Art Is My Saviour

Those that know me, know that Art is my therapy, more than that..it’s my meditation, my ray of light in a world of darkness..it’s my saviour..I spent years unable to articulate my thoughts and emotions but through my Art I found my voice..it’s a powerful thing to be able to speak your mind..in whatever way resonates with you.

It’s so true about philosophy, poetry and art being intertwined within an artists creativity, that’s definitely how I feel anyway. I keep a personal art journal in which I release my raw honest emotions, pure truth and brutal reality, through image form, which later I can look back at and reflect on, only can I then articulate how I felt at the time, what I was thinking about when I created the image, my deepest thoughts and honest emotions. I refer to it as my ‘artists diary’.

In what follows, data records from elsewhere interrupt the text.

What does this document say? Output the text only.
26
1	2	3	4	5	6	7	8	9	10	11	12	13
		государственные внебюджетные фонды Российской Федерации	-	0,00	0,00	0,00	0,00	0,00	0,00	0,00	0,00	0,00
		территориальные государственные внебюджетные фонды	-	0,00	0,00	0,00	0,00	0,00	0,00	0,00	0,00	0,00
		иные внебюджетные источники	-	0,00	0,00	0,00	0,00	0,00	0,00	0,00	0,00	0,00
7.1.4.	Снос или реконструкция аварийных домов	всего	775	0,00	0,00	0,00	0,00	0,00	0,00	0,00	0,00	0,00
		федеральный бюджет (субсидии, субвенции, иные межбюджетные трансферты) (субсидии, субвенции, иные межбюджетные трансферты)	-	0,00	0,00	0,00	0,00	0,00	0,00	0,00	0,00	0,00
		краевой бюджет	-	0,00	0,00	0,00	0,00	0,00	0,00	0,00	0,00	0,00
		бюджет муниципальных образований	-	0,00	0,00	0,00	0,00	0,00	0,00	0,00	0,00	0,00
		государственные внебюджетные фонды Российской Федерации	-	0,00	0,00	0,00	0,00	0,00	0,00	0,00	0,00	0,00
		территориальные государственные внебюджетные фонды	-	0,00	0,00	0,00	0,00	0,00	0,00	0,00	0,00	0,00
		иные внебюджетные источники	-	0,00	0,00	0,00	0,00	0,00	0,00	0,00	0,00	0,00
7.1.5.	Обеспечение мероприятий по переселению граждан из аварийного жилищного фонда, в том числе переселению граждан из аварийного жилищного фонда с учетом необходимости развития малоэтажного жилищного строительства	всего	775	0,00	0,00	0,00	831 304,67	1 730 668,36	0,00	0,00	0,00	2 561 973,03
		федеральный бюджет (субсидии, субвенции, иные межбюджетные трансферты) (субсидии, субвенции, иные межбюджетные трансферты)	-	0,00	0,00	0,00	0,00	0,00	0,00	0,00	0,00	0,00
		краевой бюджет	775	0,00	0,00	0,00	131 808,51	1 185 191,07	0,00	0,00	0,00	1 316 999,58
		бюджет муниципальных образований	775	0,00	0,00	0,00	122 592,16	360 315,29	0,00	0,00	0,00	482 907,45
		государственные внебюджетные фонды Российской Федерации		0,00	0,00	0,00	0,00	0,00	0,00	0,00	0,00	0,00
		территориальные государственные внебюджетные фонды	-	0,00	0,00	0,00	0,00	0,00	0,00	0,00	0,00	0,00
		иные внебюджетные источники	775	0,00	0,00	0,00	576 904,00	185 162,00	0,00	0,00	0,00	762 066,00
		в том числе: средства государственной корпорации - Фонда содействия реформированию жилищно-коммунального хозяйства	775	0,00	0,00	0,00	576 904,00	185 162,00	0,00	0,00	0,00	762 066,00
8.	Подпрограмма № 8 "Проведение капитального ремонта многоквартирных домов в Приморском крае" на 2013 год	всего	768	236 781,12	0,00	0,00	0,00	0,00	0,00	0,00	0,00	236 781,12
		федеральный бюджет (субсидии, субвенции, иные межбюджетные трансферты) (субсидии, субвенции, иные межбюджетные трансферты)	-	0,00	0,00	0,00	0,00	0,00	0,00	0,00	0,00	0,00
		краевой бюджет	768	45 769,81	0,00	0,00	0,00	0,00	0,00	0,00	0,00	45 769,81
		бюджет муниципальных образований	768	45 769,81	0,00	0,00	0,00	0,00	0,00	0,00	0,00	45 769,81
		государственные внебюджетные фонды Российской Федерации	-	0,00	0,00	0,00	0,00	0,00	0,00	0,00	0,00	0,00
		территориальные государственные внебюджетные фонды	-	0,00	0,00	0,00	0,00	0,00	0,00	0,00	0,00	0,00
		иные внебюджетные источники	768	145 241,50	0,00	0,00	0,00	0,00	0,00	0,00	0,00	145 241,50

It’s the only way that I am able to release and verbalise my true experiences, and honest emotions, of which I would never normally expose or reveal. I used to keep everything bottled up inside and through my art, my poetry, my creativity, I found a way, which resonates with my soul, enabling me to express my true emotions, my true story. It was never intended to be seen by anyone but done purely for my own therapeutic benefit, for my own self preservation in a particularly dark, traumatic time.

However, now that I’m coming out of that darkness, I feel it may help others in some way, if they are able to relate, to know it’s ok to feel that way, to wonder those burning questions, to know that others feel the same deep dark thoughts, I want them to know..It will pass, I promise you that.